In a New Prequel to ‘The Great Gatsby,’ Nick Carraway Gets His Own Mystery

Michael Farris Smith’s ’Nick’ asks us to consider the backstory of a narrator who proves to be as illusive as Gatsby himself

In Michael Farris Smith’s Nick (out Jan. 5, Little, Brown and Company), the much-anticipated prequel to The Great Gatsby, we catch up with the story’s titular figure near the end of World War I. In battle, Nick Carraway is something of a hero and something of a madman, as if in battle there’s ever a difference between the two. In Paris, there’s a woman who proves to be his first love, a fact he’s too emotionally detached from himself to recognize until it’s too late; homeward bound after the war, he’s so alienated from his family and roots that at the last minute he takes a detour to New Orleans, where he gets caught up in the drama of a madam and the blaze that burns her brothel to the ground. Without giving too much of the story away—in part because it describes almost any budding author, with that slight touch of autism that never quite connects with the world except through imagination and writing—Carraway eventually winds up back in New York. He lives in a small cottage next to a spectacular mansion, on one of those slight strings of land mass that house the rich, beautiful, and irresponsibly dreamlike, like that guy he barely sees at the end of that long pier across the water from the blinking green light that beckons America ceaselessly into the past…
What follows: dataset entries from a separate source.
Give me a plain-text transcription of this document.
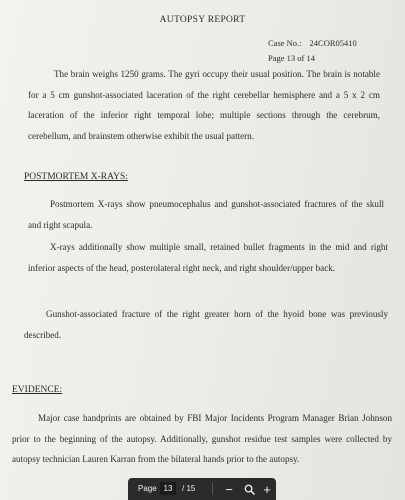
AUTOPSY REPORT
Case No.: 24COR05410
Page 13 of 14

The brain weighs 1250 grams. The gyri occupy their usual position. The brain is notable for a 5 cm gunshot-associated laceration of the right cerebellar hemisphere and a 5 x 2 cm laceration of the inferior right temporal lobe; multiple sections through the cerebrum, cerebellum, and brainstem otherwise exhibit the usual pattern.

POSTMORTEM X-RAYS:

Postmortem X-rays show pneumocephalus and gunshot-associated fractures of the skull and right scapula.

X-rays additionally show multiple small, retained bullet fragments in the mid and right inferior aspects of the head, posterolateral right neck, and right shoulder/upper back.

Gunshot-associated fracture of the right greater horn of the hyoid bone was previously described.

EVIDENCE:

Major case handprints are obtained by FBI Major Incidents Program Manager Brian Johnson prior to the beginning of the autopsy. Additionally, gunshot residue test samples were collected by autopsy technician Lauren Karran from the bilateral hands prior to the autopsy.

Page
13	/ 15 − +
In the 95 years since its publication, F. Scott Fitzgerald’s mythic story about the mythic Gatsby has itself become a myth of a novel.
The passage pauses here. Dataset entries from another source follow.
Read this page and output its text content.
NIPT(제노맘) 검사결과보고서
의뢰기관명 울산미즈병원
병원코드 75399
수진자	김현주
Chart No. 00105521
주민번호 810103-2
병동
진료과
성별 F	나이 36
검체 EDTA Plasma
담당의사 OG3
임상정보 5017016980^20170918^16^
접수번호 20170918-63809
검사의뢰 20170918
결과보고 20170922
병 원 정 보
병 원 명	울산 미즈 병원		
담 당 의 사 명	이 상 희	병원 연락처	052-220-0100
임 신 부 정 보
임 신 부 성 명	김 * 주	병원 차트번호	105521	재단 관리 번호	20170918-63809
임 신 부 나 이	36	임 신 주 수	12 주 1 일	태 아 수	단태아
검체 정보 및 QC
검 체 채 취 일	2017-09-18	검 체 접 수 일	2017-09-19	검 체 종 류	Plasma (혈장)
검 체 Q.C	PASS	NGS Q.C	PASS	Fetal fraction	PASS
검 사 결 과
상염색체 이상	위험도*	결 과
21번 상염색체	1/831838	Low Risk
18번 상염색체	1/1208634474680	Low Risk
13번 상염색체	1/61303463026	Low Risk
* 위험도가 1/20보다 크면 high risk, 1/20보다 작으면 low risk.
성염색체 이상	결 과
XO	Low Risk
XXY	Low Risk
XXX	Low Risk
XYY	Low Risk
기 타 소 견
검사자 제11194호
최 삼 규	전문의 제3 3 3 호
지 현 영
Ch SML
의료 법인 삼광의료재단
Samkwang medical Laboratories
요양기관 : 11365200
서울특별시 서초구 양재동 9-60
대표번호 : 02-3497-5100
Starting to sound familiar, right? The centennial of The Great Gatsby will be in 2025, and in the 95 years since its publication, F. Scott Fitzgerald’s mythic story about the mythic Gatsby has itself become a myth of a novel, Exhibit A in the mystery of how inspiration, as with a pearl accreting around a single grain of sand, can give rise to a genius that even even the bearer of genius can’t account for. Fitzgerald missed World War I to the everlasting regret of his romantic dreams, spent his own twenties in concert with the 1920s born of money and Prohibition, and was ready to put a wild, exhausted youth behind him to write something lasting. The novel was a commercial failure compared with his own inferior novels that preceded it, and while it was respectfully reviewed, no one suggested it might be the Great American Novel. That only happened over time, when the novel gave secret birth to an American fiction unable to resist Fitzgerald’s thrall. (Check out the terrific 2011 Gatsby “sequel,” Daisy Buchanan’s Daughter by Tom Carson.) Gatsby is a novel of swirls and vapors, reverie and ephemera, where no character is quite clear, and Jay Gatsby—the shady bootlegger redeemed by a deathless love that he’ll destroy himself to reclaim, who has gotten it all except the thing no man can have, which is the past—is most mysterious of all. The least mysterious is the narrator, Carraway, back from the war and back from the Midwest and wanting nothing more than to be Gatsby himself.

That is, until this novel. Smith means to give Carraway his own mystery in what is an audacious and admirable literary endeavor full of wonderful writing. Nonetheless, but for some biographical details and famous fatherly advice, we’re never entirely certain how much of a relationship Smith’s Carraway has with Fitzgerald’s. Where Fitzgerald’s Carraway is ruminative, romantic, and even lyrical—which is to say like Fitzgerald himself—Smith’s is taciturn, noirish, and existential. Because Smith is a smart writer, it may be a conscious joke on his part that his Carraway sounds less like Fitzgerald than like Fitzgerald’s mentee and rival, Ernest Hemingway.

In any case, in Smith’s novel, Carraway is as remote as Gatsby is in Fitzgerald’s; in this literary hall of mirrors, the Nick in Nick needs his own Nick, a narrator to humanize the protagonist’s enigmas. Carraway remains as much a bystander in his story as he is in Gatsby’s, observing and bearing witness, and the most provocative meta implication of Smith’s book, even as it’s barely whispered, is that in the Gatsby universe, there never was a Gatsby at all—that the story of Gatsby is as much an invention of Carraway’s as of Fitzgerald’s. The spell cast by that hypnotic green light at the end of the pier will do that to you. To readers and novelists alike, The Great Gatsby bears us ceaselessly into the future.